BBB seminar: Ruth Hogue Angeletti
Proteomics of cancer and signaling
Ruth Hogue Angeletti
Professor, Laboratory for Macromolecular Analysis and Proteomics, Albert Einstein College of Medicine, Bronx, New York, USA
Proteomics provides an unbiased, objective window on the workings of the cell, and is a necessary complement to microarray studies, since mRNA expression does not always correlate to protein expression. For proteomics efforts, whether small scale or large scale, interdisciplinary work is required, involving collaborations among biologists, protein mass spectrometrists, and bioinformatics and biostatistics specialists. The Laboratory for Macromolecular Analysis and Proteomics (LMAP) is organized as a proteomics platform for AECM research in basic science projects, and is collaborating with clinical departments to establish clinical proteomics research.
The projects focused on by the LMAP include: a rat model of liver carcinogenesis, tubulin proteomics and drug resistance, signaling mechanisms in colony stimulating factor-1 (CSF-1) in macrophages, and heterogeneity of glycosylation in therapeutic antibodies. In addition to mass spectrometry and bioinformatics analysis, these experiments also involve laser capture microdissection, affinity sample preparation methods, analysis of posttranslational modifications, and quantitative proteomics methods. Integrating these experimental approaches and facilitating the transition from discovery to hypothesis are works in progress.

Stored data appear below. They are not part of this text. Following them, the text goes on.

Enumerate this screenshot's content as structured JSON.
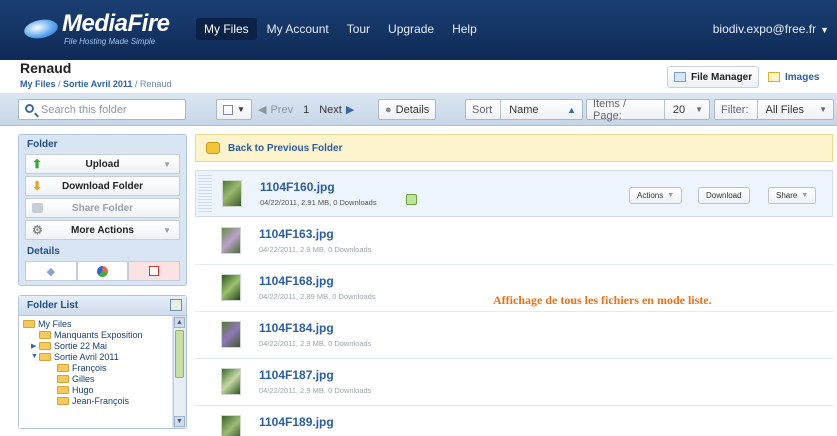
{
  "header": {
    "logo": "MediaFire",
    "tagline": "File Hosting Made Simple",
    "nav": [
      "My Files",
      "My Account",
      "Tour",
      "Upgrade",
      "Help"
    ],
    "user": "biodiv.expo@free.fr"
  },
  "page": {
    "title": "Renaud",
    "breadcrumb": [
      "My Files",
      "Sortie Avril 2011",
      "Renaud"
    ],
    "file_manager_label": "File Manager",
    "images_label": "Images"
  },
  "toolbar": {
    "search_placeholder": "Search this folder",
    "prev": "Prev",
    "page": "1",
    "next": "Next",
    "details": "Details",
    "sort_label": "Sort",
    "sort_value": "Name",
    "items_label": "Items / Page:",
    "items_value": "20",
    "filter_label": "Filter:",
    "filter_value": "All Files"
  },
  "sidebar": {
    "folder_heading": "Folder",
    "upload": "Upload",
    "download_folder": "Download Folder",
    "share_folder": "Share Folder",
    "more_actions": "More Actions",
    "details_heading": "Details"
  },
  "folder_list": {
    "heading": "Folder List",
    "items": [
      "My Files",
      "Manquants Exposition",
      "Sortie 22 Mai",
      "Sortie Avril 2011",
      "François",
      "Gilles",
      "Hugo",
      "Jean-François"
    ]
  },
  "main": {
    "back": "Back to Previous Folder",
    "actions_label": "Actions",
    "download_label": "Download",
    "share_label": "Share",
    "files": [
      {
        "name": "1104F160.jpg",
        "meta": "04/22/2011, 2.91 MB, 0 Downloads"
      },
      {
        "name": "1104F163.jpg",
        "meta": "04/22/2011, 2.9 MB, 0 Downloads"
      },
      {
        "name": "1104F168.jpg",
        "meta": "04/22/2011, 2.89 MB, 0 Downloads"
      },
      {
        "name": "1104F184.jpg",
        "meta": "04/22/2011, 2.9 MB, 0 Downloads"
      },
      {
        "name": "1104F187.jpg",
        "meta": "04/22/2011, 2.9 MB, 0 Downloads"
      },
      {
        "name": "1104F189.jpg",
        "meta": ""
      }
    ],
    "annotation": "Affichage de tous les fichiers en mode liste."
  },
  "colors": {
    "topbar": "#12325f",
    "accent": "#2b5ea0",
    "annotation": "#e8731b"
  }
}
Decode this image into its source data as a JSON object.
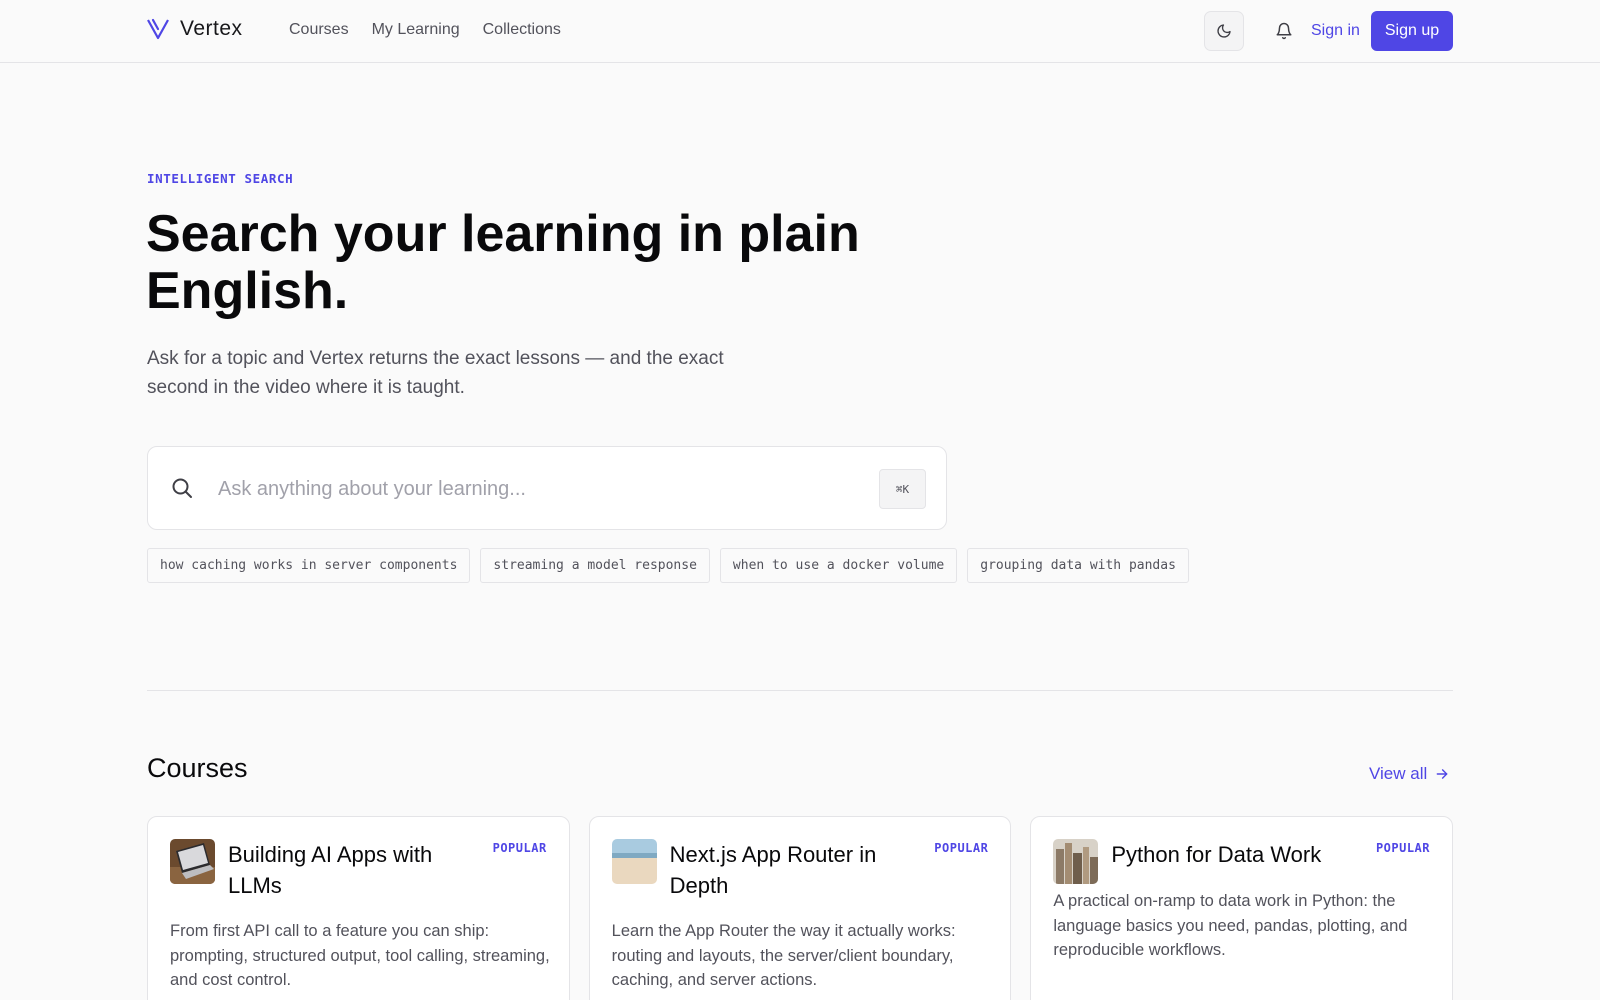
{
  "header": {
    "logo_text": "Vertex",
    "nav": [
      "Courses",
      "My Learning",
      "Collections"
    ],
    "sign_in": "Sign in",
    "sign_up": "Sign up",
    "accent_color": "#4f46e5"
  },
  "hero": {
    "eyebrow": "INTELLIGENT SEARCH",
    "title": "Search your learning in plain English.",
    "subtitle": "Ask for a topic and Vertex returns the exact lessons — and the exact second in the video where it is taught.",
    "search_placeholder": "Ask anything about your learning...",
    "shortcut": "⌘K",
    "suggestions": [
      "how caching works in server components",
      "streaming a model response",
      "when to use a docker volume",
      "grouping data with pandas"
    ]
  },
  "courses": {
    "title": "Courses",
    "view_all": "View all",
    "items": [
      {
        "title": "Building AI Apps with LLMs",
        "badge": "POPULAR",
        "description": "From first API call to a feature you can ship: prompting, structured output, tool calling, streaming, and cost control."
      },
      {
        "title": "Next.js App Router in Depth",
        "badge": "POPULAR",
        "description": "Learn the App Router the way it actually works: routing and layouts, the server/client boundary, caching, and server actions."
      },
      {
        "title": "Python for Data Work",
        "badge": "POPULAR",
        "description": "A practical on-ramp to data work in Python: the language basics you need, pandas, plotting, and reproducible workflows."
      }
    ]
  }
}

Dr. Hogue Angeletti has been working with protein analysis and biology since her student days, first on structural and functional aspects of the nerve growth factor as member of Rita Levi Montalcini's group (1967-73). Since 1974 Dr. Hogue Angeletti has worked in the USA, first in the Laboratory of Neuropathology, University of Pennsylvania School of Medicine, in Philadelphia and since 1988 as head of the Department of Developmental and Molecular Biology at the Albert Einstein College of Medicine in Bronx, New York, a forerunner of the current Laboratory for Molecular Analysis and Proteomics at this institution. Her own research has been directed to structural and functional aspects of neuronal proteins, mostly on the adrenomedullary granule proteins chromogranin A, secretogranin II and dopamine beta-hydroxylase, specifically the regulation of parathyroid secretion by chromogranins, chemokines and calcium. Thanks to the wide range of site-specific antibodies developed by Dr. Hogue Angeletti to highly conserved sequences in chromogranin A and secretogranin II, she is today engaged in a continental-spanning network on granin research, which also includes Bergen. By use of these important tools it has been possible to unmask functional aspects of these proteins and their derived peptides in the diffuse neuroendocrine and the immune systems.